J. B. la miraba sin comprender y ella negó con la cabeza antes de seguir.

—La madre de Gloria se casó con un Boix, el hermano viudo y muy rico del antiguo alcalde, el partido que todas las viudas y solteras pretendían. De ahí los malos rumores sobre ella y su hija. Tú no hagas caso, por aquí a la gente le gusta mucho criticar. Pero pórtate bien con ella —le advirtió.

J. B. frunció el ceño al comprender por dónde iban los tiros.

—Oye, no te imagines cositas, ¿eh?, que las mujeres en seguida vais más allá de la cuenta.

—No me imagino nada, sólo te digo lo que vi. Esto es un sitio pequeño, ten cuidado.

—Lo tendré. Y que sepas que no me gusta mezclar las cosas, así que sólo amigos.

—No sé yo si ella lo tiene tan claro…

—Que sí, y no me des más la vara, Montserrat.

Ella bajó la vista sonriendo y J. B. empezó a sulfurarse.

—Mira, avisa al caporal y dile que venga a mi despacho.

—Ahí lo tienes —dijo la secretaria, y señaló a Arnau, que llegaba charlando con otro agente.

J. B. se volvió y le hizo un gesto a Desclòs para que fuese a su despacho. El caporal se tomó su tiempo para acabar la conversación y J. B. empezó a andar sin esperarlo. Esa costumbre que tenía Arnau de tomarse las órdenes con tanta calma le ponía enfermo. Por suerte, eso también tenía su lado bueno. El caporal era lento, lo cual le daba ventaja. Hasta que se enterase de que no había caso decidió comportarse como si lo hubiese.

Cuando tuvo a Desclòs delante, J. B. le preguntó por las fotos y el caporal le informó de que no había llegado la valija.
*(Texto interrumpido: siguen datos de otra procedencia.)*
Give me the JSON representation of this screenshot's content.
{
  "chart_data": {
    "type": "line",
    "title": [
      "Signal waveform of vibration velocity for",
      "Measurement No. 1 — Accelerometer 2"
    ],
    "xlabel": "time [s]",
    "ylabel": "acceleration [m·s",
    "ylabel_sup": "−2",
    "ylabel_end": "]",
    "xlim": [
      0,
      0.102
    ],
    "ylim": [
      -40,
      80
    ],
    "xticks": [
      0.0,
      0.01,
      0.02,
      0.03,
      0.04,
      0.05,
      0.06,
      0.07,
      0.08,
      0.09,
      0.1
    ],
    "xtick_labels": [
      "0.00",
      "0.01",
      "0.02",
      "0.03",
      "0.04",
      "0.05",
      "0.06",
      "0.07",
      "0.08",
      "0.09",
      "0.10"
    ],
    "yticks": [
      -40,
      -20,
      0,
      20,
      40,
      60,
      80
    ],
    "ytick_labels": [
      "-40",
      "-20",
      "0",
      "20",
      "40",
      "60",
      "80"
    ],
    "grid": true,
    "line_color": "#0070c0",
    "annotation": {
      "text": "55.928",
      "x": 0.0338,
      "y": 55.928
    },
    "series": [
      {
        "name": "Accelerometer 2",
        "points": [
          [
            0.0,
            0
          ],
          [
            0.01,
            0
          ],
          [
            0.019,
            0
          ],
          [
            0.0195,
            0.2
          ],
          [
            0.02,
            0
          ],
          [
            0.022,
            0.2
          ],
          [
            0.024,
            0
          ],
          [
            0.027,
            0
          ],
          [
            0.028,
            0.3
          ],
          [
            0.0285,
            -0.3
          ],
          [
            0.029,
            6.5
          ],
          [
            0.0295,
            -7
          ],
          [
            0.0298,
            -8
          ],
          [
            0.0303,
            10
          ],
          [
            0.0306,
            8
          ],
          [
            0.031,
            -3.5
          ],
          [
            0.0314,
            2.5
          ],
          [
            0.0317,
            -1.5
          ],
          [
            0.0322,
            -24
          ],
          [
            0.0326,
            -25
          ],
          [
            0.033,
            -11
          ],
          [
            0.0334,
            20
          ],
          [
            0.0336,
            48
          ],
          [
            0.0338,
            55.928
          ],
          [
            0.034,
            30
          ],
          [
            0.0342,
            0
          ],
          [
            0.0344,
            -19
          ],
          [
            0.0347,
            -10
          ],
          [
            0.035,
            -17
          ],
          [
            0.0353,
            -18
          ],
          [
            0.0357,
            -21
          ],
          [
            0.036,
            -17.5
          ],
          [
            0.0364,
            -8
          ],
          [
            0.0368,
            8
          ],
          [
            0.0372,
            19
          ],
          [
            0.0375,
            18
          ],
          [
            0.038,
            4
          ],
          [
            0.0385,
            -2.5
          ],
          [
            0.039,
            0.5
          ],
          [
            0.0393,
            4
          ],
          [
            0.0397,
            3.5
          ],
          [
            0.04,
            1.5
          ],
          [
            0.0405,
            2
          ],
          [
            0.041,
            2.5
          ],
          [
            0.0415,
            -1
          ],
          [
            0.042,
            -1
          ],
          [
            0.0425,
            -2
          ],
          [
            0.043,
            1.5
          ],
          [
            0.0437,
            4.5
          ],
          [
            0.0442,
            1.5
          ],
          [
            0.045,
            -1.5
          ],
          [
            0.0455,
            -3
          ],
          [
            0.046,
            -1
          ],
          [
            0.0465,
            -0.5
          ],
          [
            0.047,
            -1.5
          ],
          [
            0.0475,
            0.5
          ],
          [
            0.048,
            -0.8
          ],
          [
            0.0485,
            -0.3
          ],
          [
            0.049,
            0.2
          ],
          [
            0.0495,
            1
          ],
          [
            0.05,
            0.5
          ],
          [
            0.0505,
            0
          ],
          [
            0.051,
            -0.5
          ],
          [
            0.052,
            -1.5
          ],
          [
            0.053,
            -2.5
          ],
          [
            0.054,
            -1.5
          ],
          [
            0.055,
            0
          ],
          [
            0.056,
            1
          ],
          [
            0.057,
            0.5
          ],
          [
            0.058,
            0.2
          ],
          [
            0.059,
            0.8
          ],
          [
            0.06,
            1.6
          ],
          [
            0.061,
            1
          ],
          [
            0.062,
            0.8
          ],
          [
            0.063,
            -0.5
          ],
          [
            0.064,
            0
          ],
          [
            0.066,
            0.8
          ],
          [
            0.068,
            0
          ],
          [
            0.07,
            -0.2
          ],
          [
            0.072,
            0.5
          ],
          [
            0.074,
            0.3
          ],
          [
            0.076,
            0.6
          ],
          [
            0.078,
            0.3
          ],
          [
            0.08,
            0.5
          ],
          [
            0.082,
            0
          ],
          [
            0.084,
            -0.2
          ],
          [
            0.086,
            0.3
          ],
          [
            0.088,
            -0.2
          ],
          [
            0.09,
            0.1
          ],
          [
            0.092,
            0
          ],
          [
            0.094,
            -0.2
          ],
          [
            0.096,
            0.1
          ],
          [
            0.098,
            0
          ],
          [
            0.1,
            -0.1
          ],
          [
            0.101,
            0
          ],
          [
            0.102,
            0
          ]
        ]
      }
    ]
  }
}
Luego lo mandó al despacho de la forense para que recogiese los efectos de Bernat y se los llevase a su hijo. Después tendría que acercarse a la escena y comprobar si las roderas que había a ambos lados del zarzal que separaba la era de los Bernat y la de la veterinaria eran iguales. Además, había que dibujar un plano de esas eras y trazar el recorrido del vehículo que había atropellado a Bernat. Las conclusiones de Gloria apuntaban a que había pasado sobre el cuerpo de izquierda a derecha y eso, teniendo en cuenta la posición del cadáver y la inclinación de la era, significaba que el vehículo estaba en la parte superior del campo de los Bernat y había descendido hacia la carretera. El dibujo les descubriría más cosas sobre la dirección que tomó el conductor, y también esclarecería por dónde había entrado en la era y por dónde había salido. El caporal lo miraba como si sus neuronas no estuviesen preparadas para procesar tanta información. Cuando abrió la boca lo hizo para apuntar que la lluvia habría borrado el rastro de la escena y que todavía estaría todo encharcado e intransitable. Era evidente que no quería ir, pero al sargento sus opiniones le traían al fresco y fingió no haberlo oído.